I’ve been thinking about heroes a lot lately.
We all have heroes. People, or fictional characters we idolize, look up to, and emulate. My hero is my mom, because of her ability to love, and accept, her compassion, patients, and selflessness. Those are things I wish I had more of. When I was little I thought those were the worst traits to have, because she was SO giving, and sometimes people took advantage of that. We all have heroes, and those people are our heroes for different reasons, but it’s something we all have in common.
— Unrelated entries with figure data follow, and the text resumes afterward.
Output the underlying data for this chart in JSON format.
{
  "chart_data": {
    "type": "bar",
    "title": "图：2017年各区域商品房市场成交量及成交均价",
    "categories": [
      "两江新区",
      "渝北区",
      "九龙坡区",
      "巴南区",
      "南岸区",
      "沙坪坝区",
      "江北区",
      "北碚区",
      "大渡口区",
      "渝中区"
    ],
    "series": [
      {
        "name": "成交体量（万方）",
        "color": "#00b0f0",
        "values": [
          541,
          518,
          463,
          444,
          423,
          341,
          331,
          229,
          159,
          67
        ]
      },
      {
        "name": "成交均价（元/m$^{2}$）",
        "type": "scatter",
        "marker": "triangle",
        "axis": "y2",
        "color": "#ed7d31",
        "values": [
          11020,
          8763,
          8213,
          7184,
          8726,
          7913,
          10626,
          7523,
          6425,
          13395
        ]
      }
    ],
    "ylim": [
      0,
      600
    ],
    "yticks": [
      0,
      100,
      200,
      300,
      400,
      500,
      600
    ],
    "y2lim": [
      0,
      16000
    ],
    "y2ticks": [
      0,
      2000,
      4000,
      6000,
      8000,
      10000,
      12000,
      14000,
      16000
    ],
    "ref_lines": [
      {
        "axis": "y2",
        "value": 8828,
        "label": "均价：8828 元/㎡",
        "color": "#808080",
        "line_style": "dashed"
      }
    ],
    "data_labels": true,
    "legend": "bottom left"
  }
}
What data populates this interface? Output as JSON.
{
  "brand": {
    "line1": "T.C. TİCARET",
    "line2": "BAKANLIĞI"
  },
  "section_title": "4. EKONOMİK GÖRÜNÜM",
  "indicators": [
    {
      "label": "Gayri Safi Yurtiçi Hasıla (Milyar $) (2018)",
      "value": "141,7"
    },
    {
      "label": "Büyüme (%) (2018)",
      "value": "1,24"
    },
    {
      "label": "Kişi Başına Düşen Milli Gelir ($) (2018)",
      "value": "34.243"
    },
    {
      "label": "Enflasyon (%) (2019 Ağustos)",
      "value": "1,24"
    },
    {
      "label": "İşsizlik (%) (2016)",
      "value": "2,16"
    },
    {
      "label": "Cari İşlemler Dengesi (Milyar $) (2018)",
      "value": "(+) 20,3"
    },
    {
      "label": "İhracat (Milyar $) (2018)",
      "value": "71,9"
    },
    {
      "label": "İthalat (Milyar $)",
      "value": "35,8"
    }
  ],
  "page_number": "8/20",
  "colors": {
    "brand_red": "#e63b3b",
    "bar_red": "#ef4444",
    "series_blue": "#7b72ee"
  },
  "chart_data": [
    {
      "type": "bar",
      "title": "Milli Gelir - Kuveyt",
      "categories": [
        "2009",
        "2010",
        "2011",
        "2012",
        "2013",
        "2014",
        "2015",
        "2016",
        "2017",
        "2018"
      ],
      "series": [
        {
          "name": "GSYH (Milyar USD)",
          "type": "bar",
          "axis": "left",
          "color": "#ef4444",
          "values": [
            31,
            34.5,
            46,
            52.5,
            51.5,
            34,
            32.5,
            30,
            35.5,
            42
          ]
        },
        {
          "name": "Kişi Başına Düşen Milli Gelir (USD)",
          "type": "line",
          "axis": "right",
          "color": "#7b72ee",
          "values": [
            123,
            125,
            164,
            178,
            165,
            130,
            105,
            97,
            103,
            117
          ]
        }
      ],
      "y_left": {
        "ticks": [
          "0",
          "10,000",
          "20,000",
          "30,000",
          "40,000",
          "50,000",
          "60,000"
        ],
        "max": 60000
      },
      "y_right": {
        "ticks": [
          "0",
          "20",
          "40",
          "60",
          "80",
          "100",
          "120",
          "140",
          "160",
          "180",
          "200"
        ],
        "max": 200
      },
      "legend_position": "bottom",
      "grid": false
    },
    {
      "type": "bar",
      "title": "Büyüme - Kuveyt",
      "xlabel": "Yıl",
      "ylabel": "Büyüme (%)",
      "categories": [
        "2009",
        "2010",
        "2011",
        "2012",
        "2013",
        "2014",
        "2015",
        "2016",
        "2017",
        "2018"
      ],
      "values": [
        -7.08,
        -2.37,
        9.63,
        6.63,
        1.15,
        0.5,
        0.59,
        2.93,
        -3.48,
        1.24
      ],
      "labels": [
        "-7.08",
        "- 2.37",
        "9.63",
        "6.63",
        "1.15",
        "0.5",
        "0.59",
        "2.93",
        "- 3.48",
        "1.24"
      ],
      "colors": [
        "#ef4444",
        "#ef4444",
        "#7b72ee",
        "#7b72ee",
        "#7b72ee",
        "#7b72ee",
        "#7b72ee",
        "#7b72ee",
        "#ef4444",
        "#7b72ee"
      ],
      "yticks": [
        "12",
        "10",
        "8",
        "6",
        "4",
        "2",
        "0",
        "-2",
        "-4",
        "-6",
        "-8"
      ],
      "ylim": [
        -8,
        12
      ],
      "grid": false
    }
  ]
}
In our society it’s often common place to talk openly about heroes, or someone who posses heroic traits, or has preformed a heroic deed. Such as a member of the military putting their life on the line for their country, or a firefighter who saved a child from a burning building. But there are even smaller heroes who walk among us everyday. Such as the kid who stands up to the bully, or a person coming forward who witnessed a crime. Those might be small acts but to the people the actions effect those are huge.
One day, about four years ago, I was back in my hometown visiting, during a college break. I went down to my old high school to say hi to friends I still had there and annoy teachers I use to have daily. After their classes were let out one of my very dear friends and I had the most interesting of conversations. We started by exchanging life events, such as he had his first girlfriend, and some of my adventures at college, how I was into Ultimate frisbee now and how he and his girlfriend were on the same Co-Ed Ultimate Frisbee team. The conversation took an interesting turn when he told me I was his hero. That I was someone he looked up to, and wanted to live his life more like me.
I didn’t know how to respond. How do you respond to that? I think I said something along the lines of “oh, that’s cool”-or something just as stupid. How could anyone know how to respond to that? We always talk about our heroes, but how do the heroes feel about being given such a title? Saying good-bye to my friend, I was still in a state of shock. How could I be anyone’s hero? He said I was his hero because I lived my life according to my own set of values, and I didn’t let anyone pressure me, I stood up for people, and myself. That I was his hero because he saw me as being fearless.
To me that’s just being me, I don’t deem myself as heroic material, but he did. I guess I should have known somehow that he looked up to me, but I didn’t see him as an underclassmen, or as someone beneath me, I saw him as a friend, an equal. The year before he had been a freshmen, when I was a senior. He saw me stand up for some kids who were picked on, show them kindness, and offer friendship. He saw me have a good time while staying true to myself, and finding people who respected my choices. He saw me confront rumors, and take them down, he saw every action I did that year because we were the best of friends.
I didn’t know I had such an impact on him. And after he told me, I felt bad for not knowing it sooner. In some ways I felt guilt, that I was this thing to him and he wasn’t to me because I never thought that way. I wouldn’t have changed, but maybe I would have put distance between us, because I don’t want the title of hero. I just wanted the title of friend. Walking away from him that day, I could never not know how he thought of me, and it took courage to tell me, which I deeply respect. But even four years later I think about if I’m doing a good job of being his hero, if I’m worthy. And what if I’m not? What if something has changed. Do I want to know that?
What do the societal heroes think? How do the deal with that pressure? Especially if they are an athlete or celebrity. Sure they can say they aren’t a hero, that’s not what they are there for, but that doesn’t stop people from idolizing them, and that pressure of thousands (even millions) adds up. I think I would crumble. Because the truth is, we are all human, and flawed. Even though my friend saw me in this perfect light, I’m not, I could never be. I’m just good at being myself.
(That year and the following one I actually dealt with a ton of stuff, but I’m not very vocal about problems, I usually just deal with them, so my friends didn’t really know what was going on. Which is what I preferred, when I was with them, I just wanted to have a good time, enjoy their company.)
I’ve never told anyone that story, and it makes me wonder how many people are told they are someone’s hero. I wonder if my emotions and reactions are similar to someone who has also been told they were someone’s hero. I also wonder if the feeling of wonder will ever drift away or if I’m stuck wondering about heroism with questions unanswered. I’m hoping writing this all down will get it out of my brain, and into the universe for it to sort out.